Annual BCMA Thanksgiving service slated for Tuesday
Published 6:21 pm Friday, November 17, 2017
A cornucopia of worshippers from all different walks of life will soon gather under a single roof for the sake of one common goal.
The Butler County Ministerial Association will hold its annual Thanksgiving service on Tuesday at 6:30 p.m. from First United Methodist Church.
Pastors from at least 15 local churches will be participating in the program, and First United Methodist Church pastor Angie Long will serve as the event’s keynote speaker.
Allen Stephenson, president of the Butler County Ministerial Association, said that a special offering will once again be taken to aid the association’s transient ministry, as well as other ministries here in Butler County.
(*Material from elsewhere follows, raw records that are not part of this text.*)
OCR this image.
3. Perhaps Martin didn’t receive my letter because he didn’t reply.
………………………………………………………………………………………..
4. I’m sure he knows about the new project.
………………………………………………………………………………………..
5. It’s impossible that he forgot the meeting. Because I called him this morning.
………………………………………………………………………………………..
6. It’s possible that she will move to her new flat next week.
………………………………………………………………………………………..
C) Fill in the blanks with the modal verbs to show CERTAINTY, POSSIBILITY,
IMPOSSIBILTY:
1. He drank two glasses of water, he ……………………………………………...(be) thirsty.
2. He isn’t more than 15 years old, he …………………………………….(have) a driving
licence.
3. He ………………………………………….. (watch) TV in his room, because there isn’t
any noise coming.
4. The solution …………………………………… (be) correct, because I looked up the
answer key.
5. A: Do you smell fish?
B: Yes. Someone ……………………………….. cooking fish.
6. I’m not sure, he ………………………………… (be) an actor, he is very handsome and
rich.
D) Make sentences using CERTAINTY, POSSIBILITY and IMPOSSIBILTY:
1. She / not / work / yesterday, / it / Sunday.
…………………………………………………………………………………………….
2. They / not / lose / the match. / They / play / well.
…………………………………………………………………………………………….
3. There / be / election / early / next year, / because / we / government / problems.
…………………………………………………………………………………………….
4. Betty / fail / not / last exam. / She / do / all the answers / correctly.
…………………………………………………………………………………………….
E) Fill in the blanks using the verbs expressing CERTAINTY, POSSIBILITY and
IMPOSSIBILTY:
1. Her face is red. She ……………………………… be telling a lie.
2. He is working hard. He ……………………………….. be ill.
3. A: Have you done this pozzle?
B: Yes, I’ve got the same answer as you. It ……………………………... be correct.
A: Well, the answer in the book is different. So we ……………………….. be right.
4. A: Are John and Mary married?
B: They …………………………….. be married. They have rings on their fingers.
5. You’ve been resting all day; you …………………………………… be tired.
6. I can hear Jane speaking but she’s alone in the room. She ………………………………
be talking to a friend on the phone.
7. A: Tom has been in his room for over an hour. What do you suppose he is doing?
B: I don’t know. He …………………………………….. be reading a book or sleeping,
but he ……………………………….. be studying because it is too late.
“Since we’re on the interstate, we have people coming off of it who are in varying degrees of panic,” Stephenson said. “Some have no gas to get farther. Some are fleeing a bad situation. And in the case of an emergency like that—for instance, someone’s car has broken down and they don’t have money to stay at a hotel and get their car fixed at the same time—we may give them a night at the hotel here.
“Other people come off the interstate and don’t have food for their families, and we’re able to get them some gas and a meal to get them on their way. Of course, we don’t have a shelter here in Butler County. So what we try to do is help them to get to Montgomery, which is the closest shelter.”
Additionally, the Butler County Ministerial Association has expanded its capabilities to supplement the Butler County Department of Human Resources in direct response to a lack of funding for the latter.
The association has been called on for a secondary ministry, in which families in dire need can receive financial assistance with their utility bills. The aid is given after a vetting process with aid from the Greenville Police Department.
Last year’s Thanksgiving service collected $3,147 for use in the aforementioned ministries, exceeding all expectations in the process.
And though the offering is certainly a focal point, Stephenson said that an event that crosses all barriers, including denomination, race and gender, is very much a gift unto itself.
“With all that’s going on in the world today, there could not be a more appropriate time for us to gather together in unity,” Stephenson said.
“This is especially true at Thanksgiving when we can be thankful for the unity in our community.”